In computing terminology, the term "wired" is used to differentiate between wireless connections and those that involve cables. While wireless devices communicate over the air, a wired setup uses physical cables to transfer data between different devices and computer systems.
A wired network is a common type of wired configuration. Most wired networks use Ethernet cables to transfer data between connected PCs. In a small wired network, a single router may be used to connect all the computers. Larger networks often involve multiple routers or switches that connect to each other. One of these devices typically connects to a cable modem, T1 line, or other type of Internet connection that provides Internet access to all devices connected to the network.
Wired may refer to peripheral devices as well. Since many keyboards and mice are now wireless, "wired" is often used to describe input devices that connect to a USB port. Peripherals such as monitors and external hard drives also use cables, but they are rarely called wired devices since wireless options are generally not available.

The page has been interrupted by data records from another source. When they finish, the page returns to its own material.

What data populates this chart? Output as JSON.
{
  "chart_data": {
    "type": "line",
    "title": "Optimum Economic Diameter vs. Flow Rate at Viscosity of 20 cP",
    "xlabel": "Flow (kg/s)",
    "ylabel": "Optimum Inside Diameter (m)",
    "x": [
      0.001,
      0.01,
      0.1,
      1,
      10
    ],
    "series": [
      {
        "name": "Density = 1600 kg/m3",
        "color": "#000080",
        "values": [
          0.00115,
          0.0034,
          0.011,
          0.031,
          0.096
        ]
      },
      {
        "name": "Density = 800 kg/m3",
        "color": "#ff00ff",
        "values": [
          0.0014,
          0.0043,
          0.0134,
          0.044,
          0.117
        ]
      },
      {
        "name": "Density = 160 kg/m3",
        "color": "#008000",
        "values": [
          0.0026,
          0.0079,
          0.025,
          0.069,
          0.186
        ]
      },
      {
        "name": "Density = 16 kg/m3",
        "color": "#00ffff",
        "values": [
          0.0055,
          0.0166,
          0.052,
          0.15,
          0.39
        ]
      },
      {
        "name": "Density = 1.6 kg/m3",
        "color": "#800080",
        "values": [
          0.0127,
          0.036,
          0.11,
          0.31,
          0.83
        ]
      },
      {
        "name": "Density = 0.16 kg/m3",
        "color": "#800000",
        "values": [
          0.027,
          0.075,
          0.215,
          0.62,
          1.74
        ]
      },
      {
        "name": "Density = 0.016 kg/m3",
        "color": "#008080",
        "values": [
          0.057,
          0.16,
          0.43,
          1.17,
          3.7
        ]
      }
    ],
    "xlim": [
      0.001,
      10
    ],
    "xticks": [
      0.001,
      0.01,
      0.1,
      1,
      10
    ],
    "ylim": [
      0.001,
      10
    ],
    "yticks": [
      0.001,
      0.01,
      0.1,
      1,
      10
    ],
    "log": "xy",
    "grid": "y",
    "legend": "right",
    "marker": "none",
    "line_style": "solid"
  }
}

While many peripherals are now wireless, some users still prefer wired devices, since they have a few benefits over their wireless counterparts. For example, an Ethernet connection is not prone to signal interference that can slow down Wi-Fi connections. Additionally, wired network connections are often faster than wireless ones, which allows for faster data transfer rates. Some users also prefer wired peripherals since their is no need to replace batteries on a regular basis. Gamers especially prefer wired keyboards and mice since they have lower latency and can be backlit, thanks to the power provided by the USB connection.